In the days after Naika took her own life, her mother tearfully criticized DCF and the foster care system for failing to prevent her daughter’s death.
"I had trusted Florida’s foster care people to care for my baby. Instead, she killed herself on Facebook," she said as she broke down, WSVN-TV reported.
And on social media, a woman claiming to be Naika's mother wrote on February 10: "The pain that I am feeling #cantsleep with knowing I won't hear your voice telling me when you happy or sad no more video chats ... Shopping for you knowing it's the last time signing papers for the last time seeing you like this for the last time the last nite nite kiss I didn't bring from Haiti for this result.. I lost my #1 friend my baby my #1 reason to live it's so hard without you... I love you to the moon and back princess.. R.I.P #NaikaVenant S.O.G #SaveOurGirls."
In a statement released to InsideEdition.com, Caze said DCF’s report “wrongfully places blame on me for the death of my daughter instead of accepting responsibility for the failures of the agencies that were supposed to protect her.”
“I did not witness the online suicide of my daughter, and I had no idea that it occurred until after she had passed away,” Caze said. “When I was first notified about the Facebook livestream, I was told it was a hoax.”
She said that when she realized it might not have been a hoax, she desperately tried to find out what happened by calling the Center for Family and Child Enrichment (CFCE) case manager, the DCF hotline and local hospitals.
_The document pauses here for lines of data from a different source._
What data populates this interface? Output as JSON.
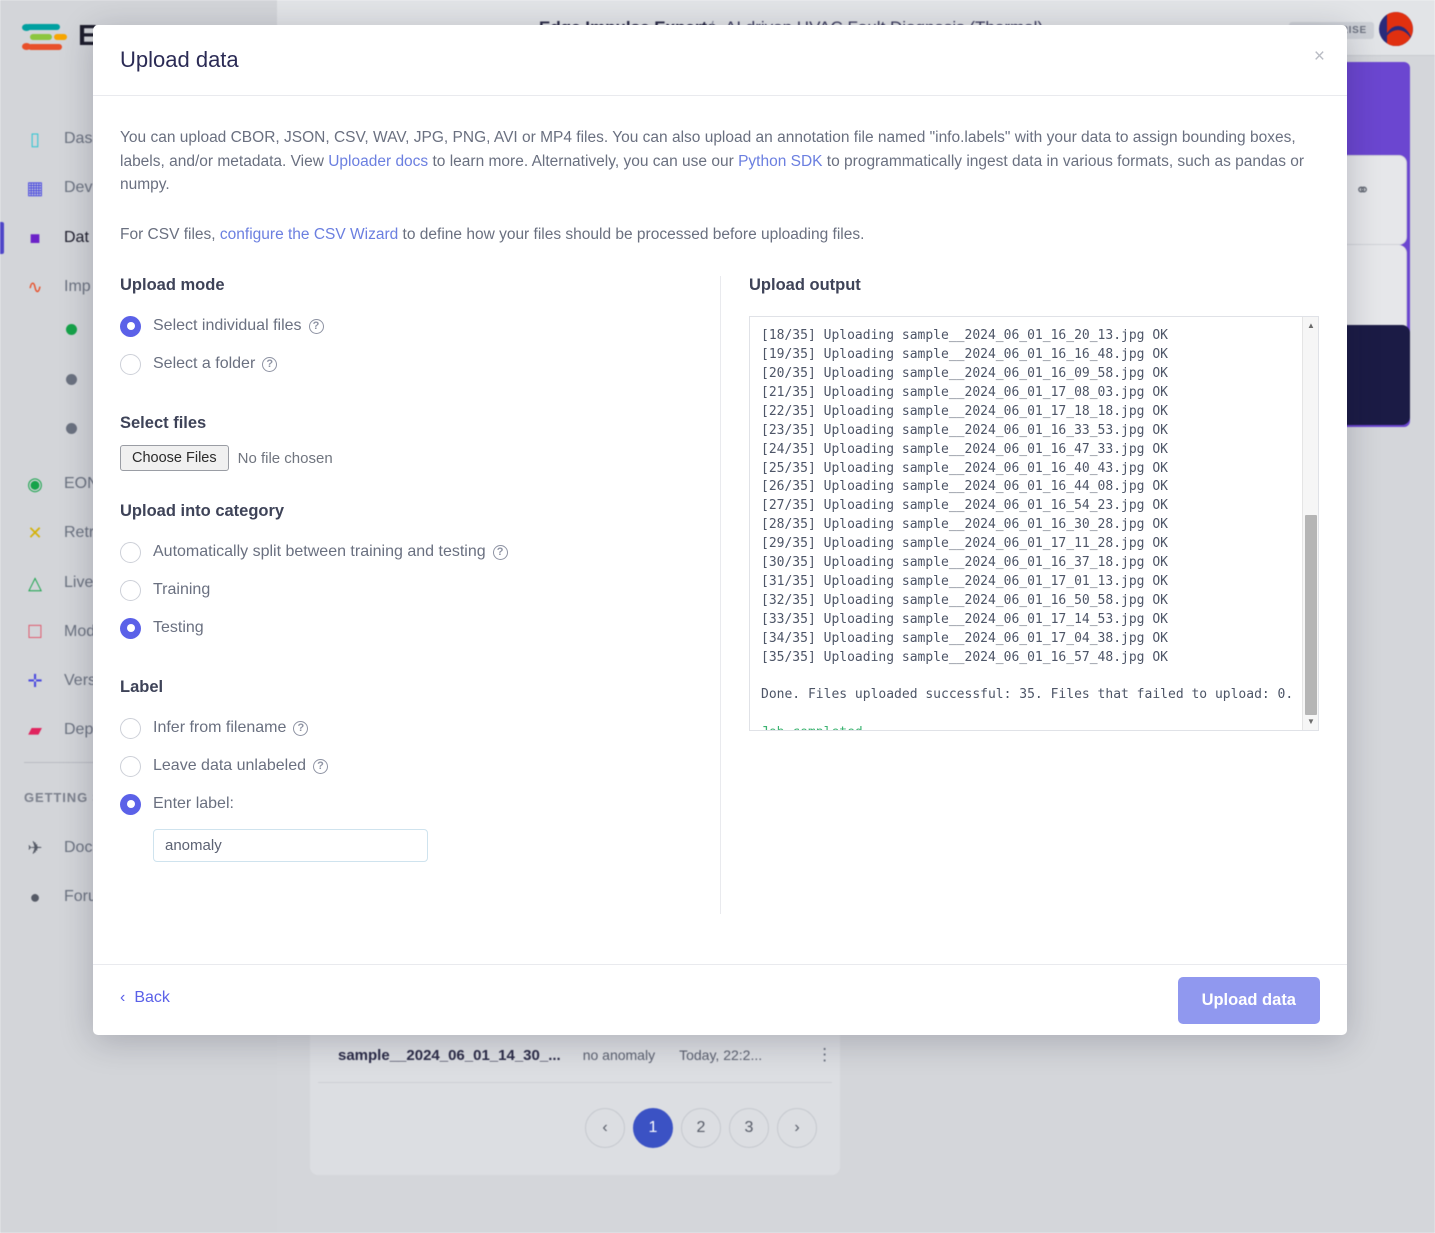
{
  "background": {
    "logo_text": "E",
    "topbar": {
      "project_org": "Edge Impulse Experts",
      "separator": "/",
      "project_name": "AI driven HVAC Fault Diagnosis (Thermal)",
      "enterprise_badge": "ENTERPRISE"
    },
    "sidebar": {
      "items": [
        {
          "label": "Das",
          "icon": "dashboard-icon",
          "active": false
        },
        {
          "label": "Dev",
          "icon": "devices-chip-icon",
          "active": false
        },
        {
          "label": "Dat",
          "icon": "database-icon",
          "active": true
        },
        {
          "label": "Imp",
          "icon": "impulse-wave-icon",
          "active": false
        },
        {
          "label": "EON",
          "icon": "compass-icon",
          "active": false
        },
        {
          "label": "Retr",
          "icon": "retrain-shuffle-icon",
          "active": false
        },
        {
          "label": "Live",
          "icon": "live-classification-icon",
          "active": false
        },
        {
          "label": "Mod",
          "icon": "model-testing-clipboard-icon",
          "active": false
        },
        {
          "label": "Vers",
          "icon": "versioning-branch-icon",
          "active": false
        },
        {
          "label": "Dep",
          "icon": "deployment-box-icon",
          "active": false
        }
      ],
      "section_title": "GETTING S",
      "footer_items": [
        {
          "label": "Doc",
          "icon": "rocket-icon"
        },
        {
          "label": "Foru",
          "icon": "forum-chat-icon"
        }
      ]
    },
    "data_panel": {
      "sample_name": "sample__2024_06_01_14_30_...",
      "sample_label": "no anomaly",
      "sample_time": "Today, 22:2...",
      "row_menu": "⋮",
      "pagination": {
        "prev": "‹",
        "next": "›",
        "pages": [
          "1",
          "2",
          "3"
        ],
        "current": "1"
      }
    }
  },
  "modal": {
    "title": "Upload data",
    "close_label": "×",
    "intro": {
      "p1_a": "You can upload CBOR, JSON, CSV, WAV, JPG, PNG, AVI or MP4 files. You can also upload an annotation file named \"info.labels\" with your data to assign bounding boxes, labels, and/or metadata. View ",
      "p1_link1": "Uploader docs",
      "p1_b": " to learn more. Alternatively, you can use our ",
      "p1_link2": "Python SDK",
      "p1_c": " to programmatically ingest data in various formats, such as pandas or numpy.",
      "p2_a": "For CSV files, ",
      "p2_link": "configure the CSV Wizard",
      "p2_b": " to define how your files should be processed before uploading files."
    },
    "upload_mode": {
      "heading": "Upload mode",
      "options": [
        {
          "label": "Select individual files",
          "selected": true,
          "help": "?"
        },
        {
          "label": "Select a folder",
          "selected": false,
          "help": "?"
        }
      ]
    },
    "select_files": {
      "heading": "Select files",
      "choose_button": "Choose Files",
      "no_file_text": "No file chosen"
    },
    "upload_category": {
      "heading": "Upload into category",
      "options": [
        {
          "label": "Automatically split between training and testing",
          "selected": false,
          "help": "?"
        },
        {
          "label": "Training",
          "selected": false,
          "help": ""
        },
        {
          "label": "Testing",
          "selected": true,
          "help": ""
        }
      ]
    },
    "label_section": {
      "heading": "Label",
      "options": [
        {
          "label": "Infer from filename",
          "selected": false,
          "help": "?"
        },
        {
          "label": "Leave data unlabeled",
          "selected": false,
          "help": "?"
        },
        {
          "label": "Enter label:",
          "selected": true,
          "help": ""
        }
      ],
      "input_value": "anomaly",
      "input_placeholder": ""
    },
    "upload_output": {
      "heading": "Upload output",
      "lines": [
        "[18/35] Uploading sample__2024_06_01_16_20_13.jpg OK",
        "[19/35] Uploading sample__2024_06_01_16_16_48.jpg OK",
        "[20/35] Uploading sample__2024_06_01_16_09_58.jpg OK",
        "[21/35] Uploading sample__2024_06_01_17_08_03.jpg OK",
        "[22/35] Uploading sample__2024_06_01_17_18_18.jpg OK",
        "[23/35] Uploading sample__2024_06_01_16_33_53.jpg OK",
        "[24/35] Uploading sample__2024_06_01_16_47_33.jpg OK",
        "[25/35] Uploading sample__2024_06_01_16_40_43.jpg OK",
        "[26/35] Uploading sample__2024_06_01_16_44_08.jpg OK",
        "[27/35] Uploading sample__2024_06_01_16_54_23.jpg OK",
        "[28/35] Uploading sample__2024_06_01_16_30_28.jpg OK",
        "[29/35] Uploading sample__2024_06_01_17_11_28.jpg OK",
        "[30/35] Uploading sample__2024_06_01_16_37_18.jpg OK",
        "[31/35] Uploading sample__2024_06_01_17_01_13.jpg OK",
        "[32/35] Uploading sample__2024_06_01_16_50_58.jpg OK",
        "[33/35] Uploading sample__2024_06_01_17_14_53.jpg OK",
        "[34/35] Uploading sample__2024_06_01_17_04_38.jpg OK",
        "[35/35] Uploading sample__2024_06_01_16_57_48.jpg OK"
      ],
      "summary": "Done. Files uploaded successful: 35. Files that failed to upload: 0.",
      "job_status": "Job completed",
      "scrollbar": {
        "up_arrow": "▲",
        "down_arrow": "▼"
      }
    },
    "footer": {
      "back_label": "Back",
      "back_chevron": "‹",
      "upload_label": "Upload data"
    }
  },
  "colors": {
    "accent_purple": "#5b61e8",
    "button_purple": "#9098ef",
    "link_blue": "#6b7fe0",
    "success_green": "#3cb371",
    "pager_active": "#3b52c4",
    "panel_purple": "#6b46d0",
    "dark_navy": "#1b1b45"
  }
}
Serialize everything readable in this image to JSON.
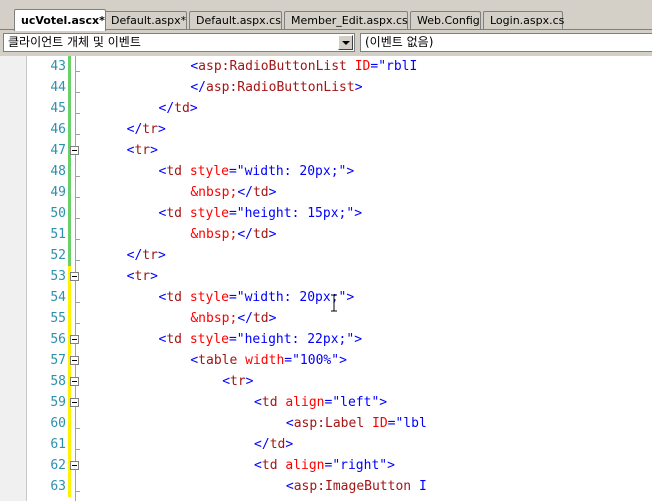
{
  "tabs": [
    {
      "label": "ucVotel.ascx*",
      "active": true
    },
    {
      "label": "Default.aspx*",
      "active": false
    },
    {
      "label": "Default.aspx.cs",
      "active": false
    },
    {
      "label": "Member_Edit.aspx.cs",
      "active": false
    },
    {
      "label": "Web.Config",
      "active": false
    },
    {
      "label": "Login.aspx.cs",
      "active": false
    }
  ],
  "combos": {
    "object_selector": "클라이언트 개체 및 이벤트",
    "event_selector": "(이벤트 없음)"
  },
  "editor": {
    "lines": [
      {
        "num": "43",
        "indent": 11,
        "tokens": [
          [
            "tg",
            "<"
          ],
          [
            "el",
            "asp:RadioButtonList"
          ],
          [
            "tg",
            " "
          ],
          [
            "at",
            "ID"
          ],
          [
            "tg",
            "="
          ],
          [
            "st",
            "\"rblI"
          ]
        ]
      },
      {
        "num": "44",
        "indent": 11,
        "tokens": [
          [
            "tg",
            "</"
          ],
          [
            "el",
            "asp:RadioButtonList"
          ],
          [
            "tg",
            ">"
          ]
        ]
      },
      {
        "num": "45",
        "indent": 10,
        "tokens": [
          [
            "tg",
            "</"
          ],
          [
            "el",
            "td"
          ],
          [
            "tg",
            ">"
          ]
        ]
      },
      {
        "num": "46",
        "indent": 9,
        "tokens": [
          [
            "tg",
            "</"
          ],
          [
            "el",
            "tr"
          ],
          [
            "tg",
            ">"
          ]
        ]
      },
      {
        "num": "47",
        "indent": 9,
        "tokens": [
          [
            "tg",
            "<"
          ],
          [
            "el",
            "tr"
          ],
          [
            "tg",
            ">"
          ]
        ]
      },
      {
        "num": "48",
        "indent": 10,
        "tokens": [
          [
            "tg",
            "<"
          ],
          [
            "el",
            "td"
          ],
          [
            "tg",
            " "
          ],
          [
            "at",
            "style"
          ],
          [
            "tg",
            "="
          ],
          [
            "st",
            "\"width: 20px;\""
          ],
          [
            "tg",
            ">"
          ]
        ]
      },
      {
        "num": "49",
        "indent": 11,
        "tokens": [
          [
            "ent",
            "&nbsp;"
          ],
          [
            "tg",
            "</"
          ],
          [
            "el",
            "td"
          ],
          [
            "tg",
            ">"
          ]
        ]
      },
      {
        "num": "50",
        "indent": 10,
        "tokens": [
          [
            "tg",
            "<"
          ],
          [
            "el",
            "td"
          ],
          [
            "tg",
            " "
          ],
          [
            "at",
            "style"
          ],
          [
            "tg",
            "="
          ],
          [
            "st",
            "\"height: 15px;\""
          ],
          [
            "tg",
            ">"
          ]
        ]
      },
      {
        "num": "51",
        "indent": 11,
        "tokens": [
          [
            "ent",
            "&nbsp;"
          ],
          [
            "tg",
            "</"
          ],
          [
            "el",
            "td"
          ],
          [
            "tg",
            ">"
          ]
        ]
      },
      {
        "num": "52",
        "indent": 9,
        "tokens": [
          [
            "tg",
            "</"
          ],
          [
            "el",
            "tr"
          ],
          [
            "tg",
            ">"
          ]
        ]
      },
      {
        "num": "53",
        "indent": 9,
        "tokens": [
          [
            "tg",
            "<"
          ],
          [
            "el",
            "tr"
          ],
          [
            "tg",
            ">"
          ]
        ]
      },
      {
        "num": "54",
        "indent": 10,
        "tokens": [
          [
            "tg",
            "<"
          ],
          [
            "el",
            "td"
          ],
          [
            "tg",
            " "
          ],
          [
            "at",
            "style"
          ],
          [
            "tg",
            "="
          ],
          [
            "st",
            "\"width: 20px;\""
          ],
          [
            "tg",
            ">"
          ]
        ]
      },
      {
        "num": "55",
        "indent": 11,
        "tokens": [
          [
            "ent",
            "&nbsp;"
          ],
          [
            "tg",
            "</"
          ],
          [
            "el",
            "td"
          ],
          [
            "tg",
            ">"
          ]
        ]
      },
      {
        "num": "56",
        "indent": 10,
        "tokens": [
          [
            "tg",
            "<"
          ],
          [
            "el",
            "td"
          ],
          [
            "tg",
            " "
          ],
          [
            "at",
            "style"
          ],
          [
            "tg",
            "="
          ],
          [
            "st",
            "\"height: 22px;\""
          ],
          [
            "tg",
            ">"
          ]
        ]
      },
      {
        "num": "57",
        "indent": 11,
        "tokens": [
          [
            "tg",
            "<"
          ],
          [
            "el",
            "table"
          ],
          [
            "tg",
            " "
          ],
          [
            "at",
            "width"
          ],
          [
            "tg",
            "="
          ],
          [
            "st",
            "\"100%\""
          ],
          [
            "tg",
            ">"
          ]
        ]
      },
      {
        "num": "58",
        "indent": 12,
        "tokens": [
          [
            "tg",
            "<"
          ],
          [
            "el",
            "tr"
          ],
          [
            "tg",
            ">"
          ]
        ]
      },
      {
        "num": "59",
        "indent": 13,
        "tokens": [
          [
            "tg",
            "<"
          ],
          [
            "el",
            "td"
          ],
          [
            "tg",
            " "
          ],
          [
            "at",
            "align"
          ],
          [
            "tg",
            "="
          ],
          [
            "st",
            "\"left\""
          ],
          [
            "tg",
            ">"
          ]
        ]
      },
      {
        "num": "60",
        "indent": 14,
        "tokens": [
          [
            "tg",
            "<"
          ],
          [
            "el",
            "asp:Label"
          ],
          [
            "tg",
            " "
          ],
          [
            "at",
            "ID"
          ],
          [
            "tg",
            "="
          ],
          [
            "st",
            "\"lbl"
          ]
        ]
      },
      {
        "num": "61",
        "indent": 13,
        "tokens": [
          [
            "tg",
            "</"
          ],
          [
            "el",
            "td"
          ],
          [
            "tg",
            ">"
          ]
        ]
      },
      {
        "num": "62",
        "indent": 13,
        "tokens": [
          [
            "tg",
            "<"
          ],
          [
            "el",
            "td"
          ],
          [
            "tg",
            " "
          ],
          [
            "at",
            "align"
          ],
          [
            "tg",
            "="
          ],
          [
            "st",
            "\"right\""
          ],
          [
            "tg",
            ">"
          ]
        ]
      },
      {
        "num": "63",
        "indent": 14,
        "tokens": [
          [
            "tg",
            "<"
          ],
          [
            "el",
            "asp:ImageButton"
          ],
          [
            "tg",
            " I"
          ]
        ]
      }
    ],
    "fold_markers": [
      "47",
      "53",
      "56",
      "57",
      "58",
      "59",
      "62"
    ],
    "change_markers": {
      "saved": [
        "43",
        "44",
        "45",
        "46",
        "47",
        "48",
        "49",
        "50",
        "51",
        "52"
      ],
      "unsaved": [
        "53",
        "54",
        "55",
        "56",
        "57",
        "58",
        "59",
        "60",
        "61",
        "62",
        "63"
      ]
    }
  },
  "icons": {
    "cursor": "ibeam-cursor-icon",
    "fold": "collapse-minus-icon",
    "dropdown": "chevron-down-icon"
  }
}
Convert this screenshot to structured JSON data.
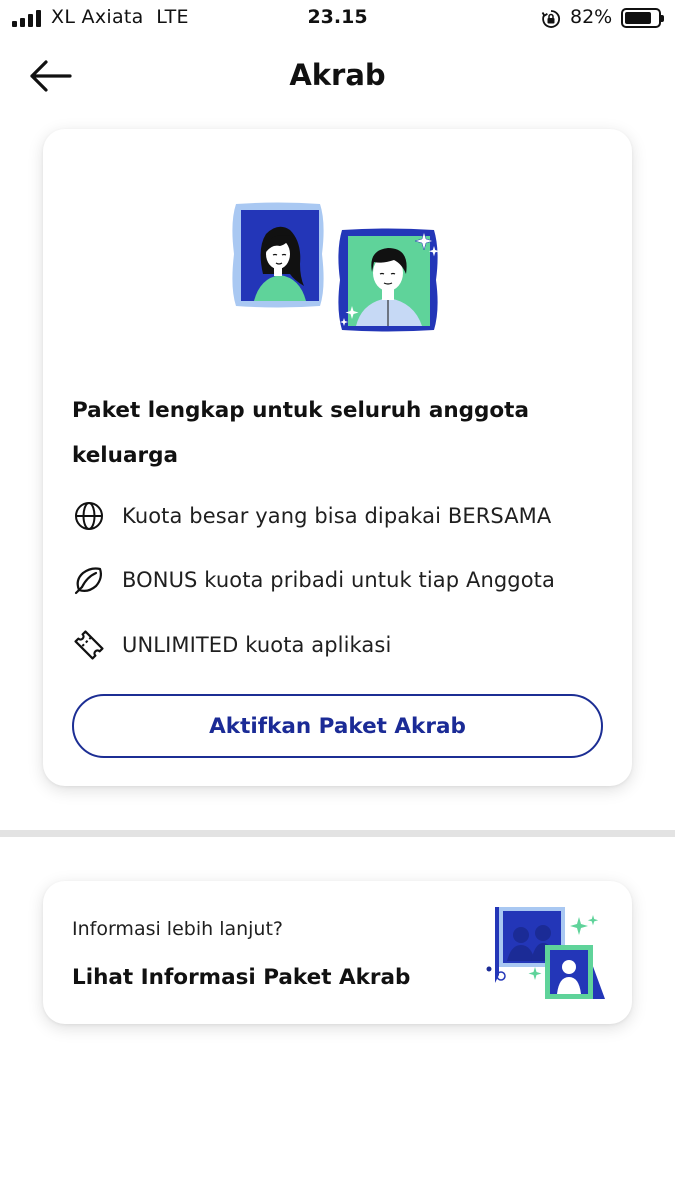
{
  "status_bar": {
    "carrier": "XL Axiata",
    "network": "LTE",
    "time": "23.15",
    "battery_percent": "82%",
    "battery_level": 0.82,
    "signal_bars": 4
  },
  "header": {
    "title": "Akrab"
  },
  "main_card": {
    "heading": "Paket lengkap untuk seluruh anggota keluarga",
    "features": [
      {
        "icon": "globe-icon",
        "text": "Kuota besar yang bisa dipakai BERSAMA"
      },
      {
        "icon": "bonus-leaf-icon",
        "text": "BONUS kuota pribadi untuk tiap Anggota"
      },
      {
        "icon": "ticket-icon",
        "text": "UNLIMITED kuota aplikasi"
      }
    ],
    "cta_label": "Aktifkan Paket Akrab"
  },
  "info_card": {
    "subtitle": "Informasi lebih lanjut?",
    "title": "Lihat Informasi Paket Akrab"
  },
  "colors": {
    "primary_blue": "#1b2b96",
    "frame_blue": "#2336b8",
    "light_blue": "#a9c8f2",
    "mint": "#5fd39a",
    "divider": "#e3e3e3"
  }
}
“Jackson North [Medical Center] finally told me my daughter had been brought there,” Caze said. “I stand by my statement that the child welfare agencies serving my daughter totally failed her.”
She alleged that Naika was raped in foster care when she was seven years old, and that during her last time in foster care, her daughter was placed into 14 different homes.
“But none of them were therapeutically appropriate,” she said. “It is time that DCF and the agencies that were supposed to protect my daughter take responsibility for their own actions and for failing my daughter.”
InsideEdition.com has also reached out to Caze’s attorneys for comment.
Investigators have not said whether Caze will be charged.
In a statement released to InsideEdition.com on Naika’s death, DCF Secretary Mike Carroll said, “There is little we can say that adequately describes the sorrow we still feel today from the loss of Naika. It is even more exacerbated by the information that was learned during the course of the CIRRT investigation – that this is a child who endured great trauma in her life and despite many service interventions, we were not able to put the pieces back together to prevent her from taking her own life in such a public forum.
“There has been much work done in the child welfare system throughout the state, and in Miami-Dade County in recent years, but our work will never be done,” he said. “The findings outlined in the CIRRT present specific opportunities to make systemic improvements that will inform us and our partner agencies on how to better reach troubled kids.”